Multi-map in-depth analysis of ThreadLocal principle

Previous articles:

Java multithreaded programming - (1) - thread safety and lock Synchronized concept

Java multithreaded programming - (2) - reentrant locks and other basic features of Synchronized

Java multi-threaded programming - (3) - Introduction and use of thread local ThreadLocal

Java multi-thread programming - (4) - introduction and use of inter-thread communication mechanism

Java multi-threaded programming - (5) - using Lock objects to achieve synchronization and inter-thread communication

Java multithreaded programming - (6) - two commonly used thread counters CountDownLatch and cycle barrier CyclicBarrier

Java multithreaded programming - (7) - use thread pool to realize thread reuse and avoid some pits


ThreadLocal can be said to be a frequent visitor to written test interviews. Every interview will basically ask about the principle of ThreadLocal and the problem of OOM memory overflow caused by improper use. It is worth spending time to study its principle carefully. This article mainly learns the principle of ThreadLocal, and in the next article, we will deeply understand the principle and best practice of OOM memory overflow.
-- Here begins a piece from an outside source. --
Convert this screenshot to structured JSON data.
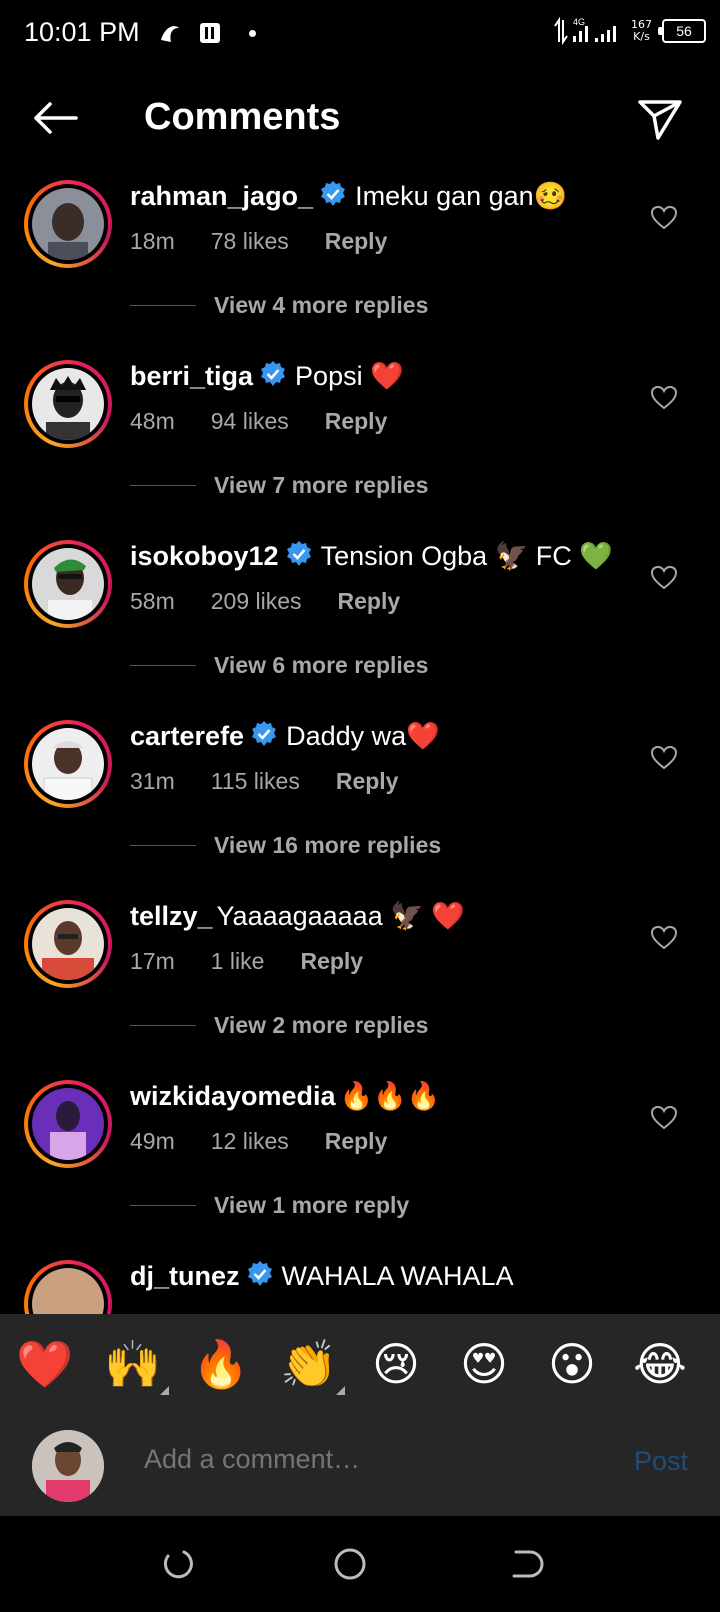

Write picture description here

ThreadLocal is easy for people to take it for granted that it is a "local thread". ThreadLocalVariableIn fact, ThreadLocal is not a Thread, but a local variable of Thread, maybe it is easier to understand by naming it .

When using ThreadLocal to maintain variables, ThreadLocal provides an independent copy of the variable for each thread that uses the variable, so each thread can change its own copy independently without affecting the corresponding copies of other threads.

The role of ThreadLocal is to provide local variables in the thread, which work within the life cycle of the thread, reducing the complexity of passing some public variables between multiple functions or components in the same thread.

From the thread's point of view, the target variable is like a thread's local variable, which is what "Local" in the class name means.

All ThreadLocal methods and inner classes

All ThreadLocal methods and internal class structures are as follows:

Write picture description here

ThreadLocal has four public methods, namely: get, set, remove, intiValue :

Write picture description here

In other words, we usually care about these four methods when we use them.

How does ThreadLocal maintain a copy of variables for each thread?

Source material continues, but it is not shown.